Fernandez features segments on painters, writers and others throughout Queens that also appear on her own website.
She moved to Queens four years ago, after a brief stint in Minnesota in the early 1990s as part of a teaching exchange program in which she taught art in a homeless shelter. From there she moved to Bloomington, Indiana, but neither place was the right fit for her.
"I love New York," she said. "I love Queens. I love the diversity...it's a rich experience."
She became a trained producer at QPTV in 2013, creating Empyre Media Productions, which focused on artists.
She also had a show with a few other women that she described as the "Filipino version of 'The View.'"
Last year she began working on "ArtistSpace" with features on the web and longer segments on QPTV.
Fernandez has interviewed 20 artists so far, talking with them about their life, their work and their art.
"There are challenges for artists," she said. "They have a 9 to 5, then they have to do art. They do it for themselves. Being an artist is not where you get money."

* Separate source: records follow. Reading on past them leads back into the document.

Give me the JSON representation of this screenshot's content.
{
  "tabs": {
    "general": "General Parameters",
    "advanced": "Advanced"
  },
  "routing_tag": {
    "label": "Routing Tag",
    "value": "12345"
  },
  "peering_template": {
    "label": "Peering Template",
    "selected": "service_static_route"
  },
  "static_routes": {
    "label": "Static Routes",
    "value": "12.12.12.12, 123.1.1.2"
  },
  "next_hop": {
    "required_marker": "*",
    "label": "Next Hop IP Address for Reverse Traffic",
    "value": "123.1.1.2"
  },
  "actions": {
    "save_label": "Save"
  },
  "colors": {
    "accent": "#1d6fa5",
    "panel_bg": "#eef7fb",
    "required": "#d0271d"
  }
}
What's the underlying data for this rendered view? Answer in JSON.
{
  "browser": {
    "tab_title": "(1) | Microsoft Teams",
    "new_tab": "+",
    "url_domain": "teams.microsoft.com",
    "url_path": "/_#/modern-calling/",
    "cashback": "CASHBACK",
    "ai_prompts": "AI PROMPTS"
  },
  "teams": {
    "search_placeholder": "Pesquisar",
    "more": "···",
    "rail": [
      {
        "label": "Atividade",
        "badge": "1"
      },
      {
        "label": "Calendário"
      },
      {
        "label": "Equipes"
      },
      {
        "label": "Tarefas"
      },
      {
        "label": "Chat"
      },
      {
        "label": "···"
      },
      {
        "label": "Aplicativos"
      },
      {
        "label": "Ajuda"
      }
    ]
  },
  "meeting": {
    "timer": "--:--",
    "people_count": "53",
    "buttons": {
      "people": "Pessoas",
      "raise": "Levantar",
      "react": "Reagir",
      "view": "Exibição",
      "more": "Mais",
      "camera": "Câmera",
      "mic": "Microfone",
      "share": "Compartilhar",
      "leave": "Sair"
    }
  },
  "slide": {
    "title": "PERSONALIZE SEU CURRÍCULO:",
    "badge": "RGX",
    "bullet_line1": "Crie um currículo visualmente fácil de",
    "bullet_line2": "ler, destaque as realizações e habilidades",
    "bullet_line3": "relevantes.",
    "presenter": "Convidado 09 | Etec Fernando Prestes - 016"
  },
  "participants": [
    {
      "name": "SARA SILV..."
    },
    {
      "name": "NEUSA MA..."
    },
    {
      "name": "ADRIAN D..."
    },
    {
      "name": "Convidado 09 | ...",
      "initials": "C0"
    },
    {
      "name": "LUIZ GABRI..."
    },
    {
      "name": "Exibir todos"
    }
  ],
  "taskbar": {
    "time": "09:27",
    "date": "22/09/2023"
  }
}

She'll often hear from artists, "I do something great for people during the day, and in the evening I do something great for myself."
The artists are inspirational, especially the immigrants who came to the borough to pursue their passion.
"It's very inspiring to me," she said. She's learned lessons from them — like "never quit."
"You always have the hurdle, the roadblock," she said.
Fernandez hopes to one day create a feature-length documentary on the borough's art scene.
"Hopefully, I can empower the artists the way they inspire me," she said.